Macy’s said Tuesday that it turned a profit for the first time in the pandemic, making $160 million during the 13 weeks ending on January 30th, down from $340 million during the same stretch a year ago. Sales at stores open for at least one year dropped 17.1 percent during the period. Net sales dropped to $6.8 billion from $8.3 billion during the same quarter last year.
But Macy’s is looking ahead to a year of recovery and rebuilding from the pandemic as the department store chain offered annual forecasts that beat Wall Street forecasts. Driving that optimism is Macy’s push to accelerate online sales, while focusing on physical stores at top-tier malls and modernizing its supplier network to speed up deliveries.
As a result, Macy’s believes annual sales will reach $20.75 billion this fiscal year, exceeding the roughly $17 billion that Wall Street had been projecting. Macy’s also expects adjusted earnings per share in the range of 40 cents to 90 cents for the year, much better than the $2.92 loss that analysts forecast, according to FactSet.
The company also said on Tuesday it expects digital sales to reach $10 billion within the next three years and that the online side of the business will become even more profitable. Still, the department store defended its physical store business, noting that online sales are two to three times higher in markets with Macy’s stores.
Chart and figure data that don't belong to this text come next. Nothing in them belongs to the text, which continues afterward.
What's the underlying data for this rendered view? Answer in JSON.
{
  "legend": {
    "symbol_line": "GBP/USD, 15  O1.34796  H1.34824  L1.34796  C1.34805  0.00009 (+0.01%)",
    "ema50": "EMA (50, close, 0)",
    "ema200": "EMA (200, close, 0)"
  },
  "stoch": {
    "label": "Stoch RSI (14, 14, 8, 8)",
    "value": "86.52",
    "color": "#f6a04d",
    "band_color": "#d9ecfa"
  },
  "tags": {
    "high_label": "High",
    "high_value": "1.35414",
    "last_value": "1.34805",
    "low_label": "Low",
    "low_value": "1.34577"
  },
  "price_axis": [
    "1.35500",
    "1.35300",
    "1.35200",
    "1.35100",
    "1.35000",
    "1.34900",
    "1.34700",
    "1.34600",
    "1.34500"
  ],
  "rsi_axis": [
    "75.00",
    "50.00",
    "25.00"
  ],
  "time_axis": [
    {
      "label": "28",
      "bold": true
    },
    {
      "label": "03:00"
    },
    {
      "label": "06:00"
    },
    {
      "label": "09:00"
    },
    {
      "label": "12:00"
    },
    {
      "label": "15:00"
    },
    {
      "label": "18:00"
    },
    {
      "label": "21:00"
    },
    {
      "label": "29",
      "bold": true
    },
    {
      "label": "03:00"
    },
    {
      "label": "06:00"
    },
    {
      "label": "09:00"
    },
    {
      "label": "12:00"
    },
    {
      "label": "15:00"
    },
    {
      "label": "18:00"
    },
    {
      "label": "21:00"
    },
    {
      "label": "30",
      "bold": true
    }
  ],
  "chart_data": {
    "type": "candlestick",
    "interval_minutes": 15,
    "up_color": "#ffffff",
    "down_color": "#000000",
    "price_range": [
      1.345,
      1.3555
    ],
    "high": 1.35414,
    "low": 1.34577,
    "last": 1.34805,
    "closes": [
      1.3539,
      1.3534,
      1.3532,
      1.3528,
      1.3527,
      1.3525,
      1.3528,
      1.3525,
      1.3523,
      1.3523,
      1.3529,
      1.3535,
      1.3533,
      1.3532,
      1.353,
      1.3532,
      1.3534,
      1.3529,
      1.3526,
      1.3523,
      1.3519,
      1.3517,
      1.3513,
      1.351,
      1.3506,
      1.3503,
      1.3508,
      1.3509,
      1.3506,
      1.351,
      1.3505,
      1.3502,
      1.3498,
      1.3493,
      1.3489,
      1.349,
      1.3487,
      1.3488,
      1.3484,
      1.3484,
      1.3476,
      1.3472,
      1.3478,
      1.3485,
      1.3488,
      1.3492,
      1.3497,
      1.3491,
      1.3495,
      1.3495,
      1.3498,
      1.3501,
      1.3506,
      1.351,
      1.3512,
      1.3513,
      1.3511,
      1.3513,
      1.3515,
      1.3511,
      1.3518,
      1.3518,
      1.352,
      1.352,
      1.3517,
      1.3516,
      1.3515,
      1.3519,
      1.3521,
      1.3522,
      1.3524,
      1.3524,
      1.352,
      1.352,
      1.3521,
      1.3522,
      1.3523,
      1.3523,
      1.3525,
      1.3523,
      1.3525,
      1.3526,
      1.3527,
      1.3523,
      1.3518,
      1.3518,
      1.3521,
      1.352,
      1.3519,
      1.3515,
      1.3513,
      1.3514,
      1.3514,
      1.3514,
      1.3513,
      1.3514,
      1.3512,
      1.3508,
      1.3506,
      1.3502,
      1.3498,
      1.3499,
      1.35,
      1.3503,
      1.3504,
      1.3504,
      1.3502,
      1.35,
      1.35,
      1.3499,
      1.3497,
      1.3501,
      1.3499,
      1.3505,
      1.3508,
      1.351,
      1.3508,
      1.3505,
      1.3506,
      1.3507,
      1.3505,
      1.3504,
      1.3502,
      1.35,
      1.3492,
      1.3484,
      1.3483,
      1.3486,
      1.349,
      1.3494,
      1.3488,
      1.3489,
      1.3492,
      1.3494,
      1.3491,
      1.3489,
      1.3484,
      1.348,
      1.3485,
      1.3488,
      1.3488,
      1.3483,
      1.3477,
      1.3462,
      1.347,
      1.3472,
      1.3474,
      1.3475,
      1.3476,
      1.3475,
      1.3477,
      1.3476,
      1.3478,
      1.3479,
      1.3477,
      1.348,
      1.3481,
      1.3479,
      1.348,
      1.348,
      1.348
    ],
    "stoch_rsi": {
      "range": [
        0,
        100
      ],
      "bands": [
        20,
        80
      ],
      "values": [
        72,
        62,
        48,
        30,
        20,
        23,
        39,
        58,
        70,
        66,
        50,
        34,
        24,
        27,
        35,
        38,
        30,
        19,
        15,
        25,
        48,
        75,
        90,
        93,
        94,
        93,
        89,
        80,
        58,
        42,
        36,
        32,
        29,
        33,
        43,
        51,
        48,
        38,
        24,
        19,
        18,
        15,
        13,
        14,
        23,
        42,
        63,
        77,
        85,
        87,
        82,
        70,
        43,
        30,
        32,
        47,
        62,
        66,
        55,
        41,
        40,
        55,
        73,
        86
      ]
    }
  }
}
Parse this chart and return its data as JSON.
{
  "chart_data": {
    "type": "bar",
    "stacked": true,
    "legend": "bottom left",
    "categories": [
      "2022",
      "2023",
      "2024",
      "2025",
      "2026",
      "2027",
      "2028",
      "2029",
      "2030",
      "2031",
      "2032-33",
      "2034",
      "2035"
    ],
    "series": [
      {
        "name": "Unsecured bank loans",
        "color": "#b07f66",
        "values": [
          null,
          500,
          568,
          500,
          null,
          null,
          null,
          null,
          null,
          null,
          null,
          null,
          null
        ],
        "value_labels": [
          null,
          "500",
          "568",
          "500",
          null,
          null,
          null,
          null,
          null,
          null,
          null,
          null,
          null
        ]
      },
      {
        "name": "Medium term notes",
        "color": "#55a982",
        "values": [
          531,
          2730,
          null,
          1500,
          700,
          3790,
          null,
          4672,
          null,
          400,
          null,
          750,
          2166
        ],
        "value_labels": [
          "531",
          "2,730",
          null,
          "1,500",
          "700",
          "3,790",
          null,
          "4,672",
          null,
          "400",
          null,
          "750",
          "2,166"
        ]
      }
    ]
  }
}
“Macy’s, Inc.’s fourth-quarter results exceeded our expectations across all three of our brands, as we showed continued quarter-to-quarter sales performance improvements and returned to profitability,” said Jeff Gennette, chairman and chief executive officer. “Performance was driven by the home, beauty, jewelry and watch categories, growth in digital sales and by acquiring new customers. Our investments in digital innovation continued to pay off in the quarter, with digital sales up 21 percent from 2019. We anticipate annual digital sales to reach $10 billion within the next three years, and that digital will become an even more profitable contributor to our business. Additionally, we exited the quarter with a lower cost base and a strong liquidity position, supported by a $3 billion asset-based lending facility that we have not drawn upon.”
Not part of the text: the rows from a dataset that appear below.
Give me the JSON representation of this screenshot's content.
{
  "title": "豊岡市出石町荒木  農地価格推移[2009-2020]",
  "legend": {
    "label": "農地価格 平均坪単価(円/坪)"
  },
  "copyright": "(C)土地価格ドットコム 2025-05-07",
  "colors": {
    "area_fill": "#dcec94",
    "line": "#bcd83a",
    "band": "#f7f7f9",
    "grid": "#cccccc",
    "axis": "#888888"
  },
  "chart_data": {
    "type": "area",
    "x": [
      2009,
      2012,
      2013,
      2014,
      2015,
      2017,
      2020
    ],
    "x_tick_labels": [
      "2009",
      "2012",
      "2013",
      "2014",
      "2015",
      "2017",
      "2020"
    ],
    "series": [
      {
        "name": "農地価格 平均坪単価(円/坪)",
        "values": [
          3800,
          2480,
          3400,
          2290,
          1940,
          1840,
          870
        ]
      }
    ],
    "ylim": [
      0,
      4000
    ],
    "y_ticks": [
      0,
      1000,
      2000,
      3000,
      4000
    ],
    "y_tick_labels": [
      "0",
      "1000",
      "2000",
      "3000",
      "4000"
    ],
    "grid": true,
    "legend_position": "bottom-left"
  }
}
“We have made progress on the Polaris transformation strategy we introduced a year ago. We are accelerating several elements, including our focus on digital and omnichannel sales, improving customer value, and building the infrastructure to support the growth of our business. We believe these actions will propel us to stronger performance in 2021 and beyond,” continued Gennette. “2020 was a year of unprecedented disruption. We are incredibly proud of our team for their hard work to make our customers feel safe and comfortable when shopping with us. And we are grateful to our brand partners for navigating through the pandemic with us.”